Tout cela était conduit et harmonisé par le chef de cabinet de la présidence pour les déplacements effectués en France : celui-ci effectuait la coordination entre notre unité et les forces de l'ordre mobilisées par les services des voyages officiels. Lorsqu'il s'agissait de se déplacer à l'étranger, nous étions sous la direction des services du protocole. C'est par cet intermédiaire que s'effectuaient les contacts avec les services de sécurité étrangers. Mais là encore, la sécurité personnelle du président était toujours assurée par le GSPR.
Il y avait enfin les voyages privés. Dans ce cas-là, il n'était plus question de chef de cabinet, de protocole ou de services des voyages officiels : nous assurions seul les voyages privés du président en France et à l'étranger. Il n'y avait aucune interférence avec un quelconque service.
L'organisation du GSPR a-t-elle évolué au fil des années ?
Pendant les deux septennats de François Mitterrand, nous avons subi une forte pression venue du ministère de l'Intérieur et des policiers qui souhaitaient nous reprendre les prérogatives de protection du président.

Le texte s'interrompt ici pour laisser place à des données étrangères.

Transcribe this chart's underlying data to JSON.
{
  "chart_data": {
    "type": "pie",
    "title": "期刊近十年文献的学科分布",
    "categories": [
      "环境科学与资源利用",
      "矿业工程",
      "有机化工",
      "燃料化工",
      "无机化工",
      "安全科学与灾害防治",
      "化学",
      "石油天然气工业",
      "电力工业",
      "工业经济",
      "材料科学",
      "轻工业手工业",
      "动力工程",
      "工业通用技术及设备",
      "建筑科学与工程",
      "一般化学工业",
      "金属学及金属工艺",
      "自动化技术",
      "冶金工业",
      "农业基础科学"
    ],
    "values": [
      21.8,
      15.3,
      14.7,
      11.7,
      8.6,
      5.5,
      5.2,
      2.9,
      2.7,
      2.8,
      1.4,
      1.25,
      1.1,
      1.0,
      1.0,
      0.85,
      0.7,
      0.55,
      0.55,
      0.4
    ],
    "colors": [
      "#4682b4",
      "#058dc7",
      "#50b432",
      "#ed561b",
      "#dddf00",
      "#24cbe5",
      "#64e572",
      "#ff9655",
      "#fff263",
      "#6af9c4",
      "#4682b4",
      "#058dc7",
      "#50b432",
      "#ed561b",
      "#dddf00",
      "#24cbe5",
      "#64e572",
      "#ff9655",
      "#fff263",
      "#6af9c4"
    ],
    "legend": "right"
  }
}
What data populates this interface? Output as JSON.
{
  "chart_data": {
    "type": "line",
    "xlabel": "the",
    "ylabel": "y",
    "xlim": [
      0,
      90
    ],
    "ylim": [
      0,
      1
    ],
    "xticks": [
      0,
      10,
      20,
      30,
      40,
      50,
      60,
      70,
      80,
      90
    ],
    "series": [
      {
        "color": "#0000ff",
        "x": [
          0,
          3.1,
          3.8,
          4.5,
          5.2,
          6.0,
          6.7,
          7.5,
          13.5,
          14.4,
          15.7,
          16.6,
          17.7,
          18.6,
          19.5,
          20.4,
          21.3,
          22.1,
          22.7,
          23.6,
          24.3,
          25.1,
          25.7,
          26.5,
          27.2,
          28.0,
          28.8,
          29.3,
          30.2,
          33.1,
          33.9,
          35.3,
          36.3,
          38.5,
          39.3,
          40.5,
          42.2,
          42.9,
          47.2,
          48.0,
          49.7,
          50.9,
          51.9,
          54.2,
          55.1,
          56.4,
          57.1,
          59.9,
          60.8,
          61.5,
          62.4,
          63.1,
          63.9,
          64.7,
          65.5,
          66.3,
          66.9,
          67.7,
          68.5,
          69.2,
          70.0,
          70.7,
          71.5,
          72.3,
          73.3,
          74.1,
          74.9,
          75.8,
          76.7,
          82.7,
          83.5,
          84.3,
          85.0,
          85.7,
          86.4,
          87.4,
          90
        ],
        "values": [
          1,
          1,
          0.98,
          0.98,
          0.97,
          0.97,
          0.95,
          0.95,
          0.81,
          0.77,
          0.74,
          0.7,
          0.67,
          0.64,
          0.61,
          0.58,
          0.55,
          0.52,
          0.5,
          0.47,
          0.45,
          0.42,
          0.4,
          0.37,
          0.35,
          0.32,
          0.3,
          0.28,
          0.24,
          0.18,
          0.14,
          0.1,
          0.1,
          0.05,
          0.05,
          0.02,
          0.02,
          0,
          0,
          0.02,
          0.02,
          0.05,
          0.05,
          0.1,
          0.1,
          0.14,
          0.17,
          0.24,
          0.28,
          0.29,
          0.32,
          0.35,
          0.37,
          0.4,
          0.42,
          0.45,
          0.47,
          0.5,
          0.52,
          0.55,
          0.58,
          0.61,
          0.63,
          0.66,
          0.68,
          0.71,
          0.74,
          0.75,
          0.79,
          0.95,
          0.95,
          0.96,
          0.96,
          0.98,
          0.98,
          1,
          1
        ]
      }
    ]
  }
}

A son arrivée à l'Elysée, Jacques Chirac a choisi de couper la poire en deux, en faisant à la fois appel à des gendarmes et des policiers pour assurer sa protection. Il y avait alors une superposition de deux services avec des pratiques, des techniques et des entraînements différents. Cela n'a pas simplifié les rapports entre ces services, sans parler de l'efficacité et de la discrétion…
Nicolas Sarkozy, lui, a fait l'inverse de François Mitterand : il n'a pris que des policiers ! Il n'avait confiance qu'en la police… Chacun ses goûts !
Alain Le Caro, fondateur du GSPRà franceinfo
François Hollande est ensuite revenu à l'ancien système en combinant police et gendarmerie, ce qui ne peut, selon moi, conduire qu'à des problèmes. On l'a d'ailleurs vu en juin 2017, quand un gendarme a accidentellement fait feu avec son arme lors d'un discours du président qui était seul à son pupitre : personne n'avait plongé pour le protéger.
Emmanuel Macron est également protégé par des policiers issus du service de la protection (SDLP) et de gendarmes du GIGN. Mais ces deux unités sont sous le commandement d'un général du GIGN. Il organise, je crois, des entraînements communs : il y a en tout cas eu un effort vers une unicité de commandement et de réactivité.